Leibsohn's startup, which he launched in 2013 with Alex Chung and Jace Cooke, is growing rapidly. To date, the company has served more than half a trillion GIFs based on references to movies, television, sports, music, politics, and more. (Leibsohn says Giphy has struck deals with most major television networks and sports leagues, as well as political groups including the GOP and the DNC.)

Though the startup has yet to see any revenue, it gets roughly 160 million unique viewers per month. In February of this year, Giphy raised an additional $50 million in venture capital funding, bringing its total capital raised to more than $78 million, for a reported $300 million valuation. 

While Giphy hasn't disclosed how it plans to generate sales, it's not unreasonable to assume it would do so through advertisements, much in the way that Google does.

"Our core experience is search," said Leibsohn. "We're a search engine powering Facebook, Twitter, and Slack, with a lot more coming. If you look around the world, there are other search engines, and they make money in some pretty obvious ways," he added. "You can probably draw a connection."

Of course, at just 52 employees, with offices in New York City and a studio in Los Angeles, it's premature to be comparing Giphy to global players. Still, it's worth pointing out that the company reaches billions of eyeballs, and largely Millennials'. That's an attractive offering to brands hoping to harness the generation's roughly $200 billion spending power.  

"If you think of GIFs as language, and language is just a series of thoughts and concepts, then you [as a brand] can make thoughts and concepts that adhere to your brand guidelines," Leibsohn explains. "The exposure is authentic. It's the marketing you could never buy." 

Giphy works directly with a number of companies to generate promotional content, including HBO. It also licenses out its API (application programming interface) to businesses for free, most recently to apps that provide learning tools to students with autism.

"Linear stories and linear plot lines really give children with autism a lot of anxiety, because if they miss something, they feel like they can't get it back again," Leibsohn said. "But because the GIF loops, because it's small and compact, there's no fear of missing the point. Now they're learning more."

As with all marketing, brands need to be sensitive when using GIFs, since not all content is tonally appropriate. Consider that earlier this year, Google upset many users when it integrated a GIF of a minion dropping a microphone into its email function as an April fool's joke (which some pressed accidentally, on messages containing sensitive content.)

"It's just a matter of finding the right visual for the thing you're trying to express," advises Leibsohn. "You can be serious, you can be truthful, and you can be factual in GIF format." 

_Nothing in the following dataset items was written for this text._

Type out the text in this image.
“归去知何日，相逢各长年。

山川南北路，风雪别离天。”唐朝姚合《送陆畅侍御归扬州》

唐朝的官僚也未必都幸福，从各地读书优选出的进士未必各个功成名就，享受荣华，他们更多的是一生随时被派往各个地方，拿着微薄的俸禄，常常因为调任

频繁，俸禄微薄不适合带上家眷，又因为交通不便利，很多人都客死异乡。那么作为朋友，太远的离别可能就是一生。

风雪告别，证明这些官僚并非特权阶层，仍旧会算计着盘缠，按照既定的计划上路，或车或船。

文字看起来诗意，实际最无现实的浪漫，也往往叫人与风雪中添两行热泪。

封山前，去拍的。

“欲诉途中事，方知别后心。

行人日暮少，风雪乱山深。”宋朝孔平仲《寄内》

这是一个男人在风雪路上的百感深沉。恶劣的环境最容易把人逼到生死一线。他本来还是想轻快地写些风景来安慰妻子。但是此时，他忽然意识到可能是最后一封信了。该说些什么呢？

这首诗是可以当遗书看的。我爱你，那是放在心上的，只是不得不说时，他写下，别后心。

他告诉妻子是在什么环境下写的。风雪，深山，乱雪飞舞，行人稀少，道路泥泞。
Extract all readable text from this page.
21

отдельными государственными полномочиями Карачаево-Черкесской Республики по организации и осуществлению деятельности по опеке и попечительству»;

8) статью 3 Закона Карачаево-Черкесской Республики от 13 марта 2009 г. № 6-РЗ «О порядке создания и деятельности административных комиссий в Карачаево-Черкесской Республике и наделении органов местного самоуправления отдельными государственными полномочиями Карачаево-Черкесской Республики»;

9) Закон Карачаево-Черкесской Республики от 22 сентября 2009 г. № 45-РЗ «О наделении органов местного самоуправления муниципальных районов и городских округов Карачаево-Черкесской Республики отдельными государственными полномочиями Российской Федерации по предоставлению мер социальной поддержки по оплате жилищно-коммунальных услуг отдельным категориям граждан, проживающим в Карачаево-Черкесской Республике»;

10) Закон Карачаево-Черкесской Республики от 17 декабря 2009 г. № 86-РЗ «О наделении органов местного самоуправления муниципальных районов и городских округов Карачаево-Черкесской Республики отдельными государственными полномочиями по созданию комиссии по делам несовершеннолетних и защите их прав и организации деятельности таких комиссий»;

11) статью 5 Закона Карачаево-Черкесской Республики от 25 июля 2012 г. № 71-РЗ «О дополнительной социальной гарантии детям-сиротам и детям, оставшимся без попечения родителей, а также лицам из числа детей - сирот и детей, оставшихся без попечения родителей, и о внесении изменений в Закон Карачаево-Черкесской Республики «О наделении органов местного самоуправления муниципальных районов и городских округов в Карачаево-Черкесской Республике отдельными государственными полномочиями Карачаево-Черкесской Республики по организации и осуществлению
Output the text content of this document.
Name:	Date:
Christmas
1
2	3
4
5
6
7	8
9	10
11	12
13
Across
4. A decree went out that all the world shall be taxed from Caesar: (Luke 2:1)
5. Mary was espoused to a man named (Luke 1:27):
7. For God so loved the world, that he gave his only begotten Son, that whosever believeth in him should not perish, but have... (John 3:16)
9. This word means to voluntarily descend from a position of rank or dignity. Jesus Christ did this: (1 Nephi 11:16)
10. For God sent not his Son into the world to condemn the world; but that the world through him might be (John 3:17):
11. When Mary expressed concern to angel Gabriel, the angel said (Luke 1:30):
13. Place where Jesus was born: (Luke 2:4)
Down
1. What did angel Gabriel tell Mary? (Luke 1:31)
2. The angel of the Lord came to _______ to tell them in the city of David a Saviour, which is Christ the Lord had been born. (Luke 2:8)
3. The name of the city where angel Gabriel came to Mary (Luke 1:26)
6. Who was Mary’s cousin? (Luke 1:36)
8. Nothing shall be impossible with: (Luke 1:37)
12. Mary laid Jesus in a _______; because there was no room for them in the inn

Consider, too, that GIFs may communicate to a more visually oriented customer or client. "We've conflated literacy for intelligence," Leibsohn added. "Just because you can read doesn't mean you're smart, and just because you can't read doesn't mean you're stupid. These aren't apples to apples. It [the GIF] might in some instances be better for people who are really smart but can't communicate verbally very well."